Last weekend’s Zionism 3.0 conference at the Oshman Family JCC in Palo Alto was a terrific event — invigorating, challenging and thought-provoking. In this week’s story, we quote Israeli American journalist and author Yossi Klein Halevi calling it the best discussion on the topic of any conference he’s attended. And he’s been to a lot.
The gathering was subtitled “In search of the shared dream” and was devoted to in-depth, honest conversations about how American and Israeli Jews can fruitfully engage in the ongoing project of building Jewish identity in the Jewish sovereign state of Israel — in other words, exploring definitions of and goals for Zionism in the 21st century.
This is a noble endeavor, and a necessary one. As the JCC’s chief executive Zack Bodner pointed out when he kicked off the day, realities change with time, and both Israel and the American Jewish community are in different places than they were a generation ago. We need to learn how to relate to each other, over and over again.
This was not a political conference, but the word “occupation” did come up several times — not in discussing Israeli or U.S. policy (with the exception of Ambassador Dennis Ross’ presentation), but in terms of how the use or avoidance of the word impacts identity-building and intracommunal relations.
At one point in his talk, Halevi shared that many American Jews he’s met on his frequent book tours will not use the term “occupation” to describe the Israeli presence in the West Bank.
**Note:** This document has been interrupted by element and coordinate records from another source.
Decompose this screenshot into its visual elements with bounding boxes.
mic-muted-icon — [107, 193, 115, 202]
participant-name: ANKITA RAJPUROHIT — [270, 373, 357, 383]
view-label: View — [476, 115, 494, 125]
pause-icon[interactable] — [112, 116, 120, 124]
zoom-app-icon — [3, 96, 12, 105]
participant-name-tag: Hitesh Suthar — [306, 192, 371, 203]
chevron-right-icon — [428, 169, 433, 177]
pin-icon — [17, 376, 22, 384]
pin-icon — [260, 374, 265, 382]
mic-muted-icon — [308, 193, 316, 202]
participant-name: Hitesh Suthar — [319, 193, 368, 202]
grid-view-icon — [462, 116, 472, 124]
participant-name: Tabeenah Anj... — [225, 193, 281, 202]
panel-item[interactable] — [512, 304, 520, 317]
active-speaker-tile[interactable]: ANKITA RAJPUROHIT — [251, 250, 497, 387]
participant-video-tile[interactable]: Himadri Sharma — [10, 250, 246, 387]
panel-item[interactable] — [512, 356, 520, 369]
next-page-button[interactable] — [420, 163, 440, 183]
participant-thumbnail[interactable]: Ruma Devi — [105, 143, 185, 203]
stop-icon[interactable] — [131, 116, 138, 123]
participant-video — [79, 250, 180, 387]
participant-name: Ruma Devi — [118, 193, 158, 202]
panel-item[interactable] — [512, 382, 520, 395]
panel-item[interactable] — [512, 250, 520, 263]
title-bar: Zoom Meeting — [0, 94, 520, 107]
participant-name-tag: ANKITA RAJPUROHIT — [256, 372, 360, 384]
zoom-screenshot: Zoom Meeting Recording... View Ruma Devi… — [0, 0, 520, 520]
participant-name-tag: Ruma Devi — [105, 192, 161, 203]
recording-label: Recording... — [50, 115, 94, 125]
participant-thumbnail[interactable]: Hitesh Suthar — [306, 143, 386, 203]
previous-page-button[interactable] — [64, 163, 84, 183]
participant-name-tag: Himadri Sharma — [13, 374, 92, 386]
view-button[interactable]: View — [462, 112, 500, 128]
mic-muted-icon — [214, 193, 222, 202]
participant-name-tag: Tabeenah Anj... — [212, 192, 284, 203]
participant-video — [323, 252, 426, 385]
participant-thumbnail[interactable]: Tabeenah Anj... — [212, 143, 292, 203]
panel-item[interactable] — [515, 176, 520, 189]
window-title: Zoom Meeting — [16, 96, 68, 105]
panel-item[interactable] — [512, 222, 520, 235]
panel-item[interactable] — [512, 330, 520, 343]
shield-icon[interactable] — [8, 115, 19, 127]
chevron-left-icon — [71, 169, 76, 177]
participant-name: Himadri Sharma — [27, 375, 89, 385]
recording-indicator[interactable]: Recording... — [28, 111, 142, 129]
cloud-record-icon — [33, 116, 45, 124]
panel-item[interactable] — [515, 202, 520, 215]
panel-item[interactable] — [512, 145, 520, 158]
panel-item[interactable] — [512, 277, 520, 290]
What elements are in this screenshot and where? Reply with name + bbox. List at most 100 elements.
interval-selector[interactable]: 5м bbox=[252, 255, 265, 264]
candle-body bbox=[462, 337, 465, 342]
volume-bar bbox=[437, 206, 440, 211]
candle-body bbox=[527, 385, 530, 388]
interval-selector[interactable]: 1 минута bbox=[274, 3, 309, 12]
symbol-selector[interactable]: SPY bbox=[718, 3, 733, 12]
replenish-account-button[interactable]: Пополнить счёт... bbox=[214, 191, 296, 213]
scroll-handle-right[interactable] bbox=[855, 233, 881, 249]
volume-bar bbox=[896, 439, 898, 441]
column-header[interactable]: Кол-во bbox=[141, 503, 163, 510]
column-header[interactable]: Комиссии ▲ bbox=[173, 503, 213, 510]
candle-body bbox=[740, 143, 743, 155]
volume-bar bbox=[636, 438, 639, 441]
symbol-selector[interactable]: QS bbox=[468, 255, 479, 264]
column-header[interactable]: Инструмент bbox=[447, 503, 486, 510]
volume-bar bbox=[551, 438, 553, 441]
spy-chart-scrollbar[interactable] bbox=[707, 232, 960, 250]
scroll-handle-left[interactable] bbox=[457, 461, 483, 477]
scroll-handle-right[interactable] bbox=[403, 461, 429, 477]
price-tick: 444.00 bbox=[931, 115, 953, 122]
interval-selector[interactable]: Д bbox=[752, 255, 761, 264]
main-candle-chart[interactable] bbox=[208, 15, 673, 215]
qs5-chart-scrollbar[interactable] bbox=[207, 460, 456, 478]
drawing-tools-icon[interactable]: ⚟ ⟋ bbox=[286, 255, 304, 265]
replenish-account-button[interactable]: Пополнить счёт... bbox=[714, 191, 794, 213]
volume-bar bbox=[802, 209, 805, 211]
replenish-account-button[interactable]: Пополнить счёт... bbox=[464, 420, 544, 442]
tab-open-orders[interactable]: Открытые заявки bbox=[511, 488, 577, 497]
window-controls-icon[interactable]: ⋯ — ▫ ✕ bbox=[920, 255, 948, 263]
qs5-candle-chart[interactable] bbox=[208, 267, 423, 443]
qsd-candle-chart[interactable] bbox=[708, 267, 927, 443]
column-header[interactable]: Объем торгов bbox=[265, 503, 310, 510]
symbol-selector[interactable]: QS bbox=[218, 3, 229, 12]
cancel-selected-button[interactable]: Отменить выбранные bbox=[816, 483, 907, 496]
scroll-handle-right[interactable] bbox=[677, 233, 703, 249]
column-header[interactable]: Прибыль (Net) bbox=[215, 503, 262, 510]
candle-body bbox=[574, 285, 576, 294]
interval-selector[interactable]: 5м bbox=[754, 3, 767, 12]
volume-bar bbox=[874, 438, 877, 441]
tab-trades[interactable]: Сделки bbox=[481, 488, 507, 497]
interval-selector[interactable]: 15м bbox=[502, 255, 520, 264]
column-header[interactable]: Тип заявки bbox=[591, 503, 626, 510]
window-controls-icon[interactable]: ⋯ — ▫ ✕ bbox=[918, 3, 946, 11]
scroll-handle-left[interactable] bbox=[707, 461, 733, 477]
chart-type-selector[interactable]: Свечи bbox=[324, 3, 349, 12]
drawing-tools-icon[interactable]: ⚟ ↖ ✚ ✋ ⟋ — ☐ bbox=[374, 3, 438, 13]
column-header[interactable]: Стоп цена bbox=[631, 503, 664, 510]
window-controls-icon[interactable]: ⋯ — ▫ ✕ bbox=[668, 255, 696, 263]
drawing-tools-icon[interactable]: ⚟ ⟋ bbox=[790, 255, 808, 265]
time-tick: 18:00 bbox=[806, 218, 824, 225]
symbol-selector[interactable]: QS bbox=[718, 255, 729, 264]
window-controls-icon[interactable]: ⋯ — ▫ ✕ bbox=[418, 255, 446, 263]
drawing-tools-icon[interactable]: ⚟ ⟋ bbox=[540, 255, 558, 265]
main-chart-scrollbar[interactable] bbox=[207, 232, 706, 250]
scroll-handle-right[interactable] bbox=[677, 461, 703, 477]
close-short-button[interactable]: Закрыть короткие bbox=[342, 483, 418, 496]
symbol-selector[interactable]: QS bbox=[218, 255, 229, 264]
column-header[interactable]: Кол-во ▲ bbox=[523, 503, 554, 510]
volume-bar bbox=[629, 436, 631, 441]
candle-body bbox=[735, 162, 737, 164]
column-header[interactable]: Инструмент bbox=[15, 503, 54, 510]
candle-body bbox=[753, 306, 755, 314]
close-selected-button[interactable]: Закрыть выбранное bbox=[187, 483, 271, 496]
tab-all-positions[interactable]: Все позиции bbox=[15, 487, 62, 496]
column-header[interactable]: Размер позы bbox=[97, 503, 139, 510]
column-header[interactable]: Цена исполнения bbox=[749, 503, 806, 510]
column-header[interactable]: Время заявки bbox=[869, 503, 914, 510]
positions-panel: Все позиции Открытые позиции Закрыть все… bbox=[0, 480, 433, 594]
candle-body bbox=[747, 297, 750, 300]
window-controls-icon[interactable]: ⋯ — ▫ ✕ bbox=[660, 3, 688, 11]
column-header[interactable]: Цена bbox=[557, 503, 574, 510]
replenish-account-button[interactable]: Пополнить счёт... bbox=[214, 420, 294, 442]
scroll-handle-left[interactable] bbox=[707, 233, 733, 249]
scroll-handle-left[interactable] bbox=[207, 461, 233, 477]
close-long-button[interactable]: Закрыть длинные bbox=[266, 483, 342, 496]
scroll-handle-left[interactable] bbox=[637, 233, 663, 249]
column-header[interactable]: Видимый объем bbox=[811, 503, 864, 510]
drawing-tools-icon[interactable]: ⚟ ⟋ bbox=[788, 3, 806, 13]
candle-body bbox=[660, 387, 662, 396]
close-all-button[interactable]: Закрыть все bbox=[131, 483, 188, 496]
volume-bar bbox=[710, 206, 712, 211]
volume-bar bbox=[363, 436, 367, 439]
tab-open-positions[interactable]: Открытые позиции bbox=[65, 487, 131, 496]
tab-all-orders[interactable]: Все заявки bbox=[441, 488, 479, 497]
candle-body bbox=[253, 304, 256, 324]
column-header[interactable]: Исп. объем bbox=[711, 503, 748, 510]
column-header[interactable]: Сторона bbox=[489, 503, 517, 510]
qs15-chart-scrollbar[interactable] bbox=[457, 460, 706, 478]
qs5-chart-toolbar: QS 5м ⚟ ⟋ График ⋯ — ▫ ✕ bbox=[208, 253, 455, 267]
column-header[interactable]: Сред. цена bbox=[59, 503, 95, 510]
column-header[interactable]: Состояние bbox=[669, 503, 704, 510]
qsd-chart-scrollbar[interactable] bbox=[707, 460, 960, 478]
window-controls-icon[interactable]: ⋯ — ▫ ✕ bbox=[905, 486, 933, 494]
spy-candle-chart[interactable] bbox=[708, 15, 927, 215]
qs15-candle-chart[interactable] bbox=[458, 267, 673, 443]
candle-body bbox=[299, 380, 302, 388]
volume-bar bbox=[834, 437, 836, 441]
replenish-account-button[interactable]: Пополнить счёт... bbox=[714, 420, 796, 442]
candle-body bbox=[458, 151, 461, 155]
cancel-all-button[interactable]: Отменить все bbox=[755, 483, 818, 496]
Some will not even admit to the existence of a Palestinian people, he said, as if refusing to name a thing will make it go away.
All that does, however, is dodge the conversation. And too many in the American Jewish community persist in this linguistic avoidance, which is outdated and self-defeating. Halevi called it “discourse that belongs in the 1980s, which does not exist today in Israel.”
Israelis have been using the word “occupation” for decades, whether they believe it should persist or come to an end. Their sons and daughters in uniform are risking their lives patrolling a territory inhabited by people who are not Israeli citizens, and that is the definition of military occupation.
It’s time to take our heads out of the sand and call things what they are. Israel is occupying the West Bank, for good or ill. There is a Palestinian people claiming the land that Israel also claims, and they wish to establish a state called Palestine. Those are facts. They need to be acknowledged, openly. Only then can we make progress on solving the mess.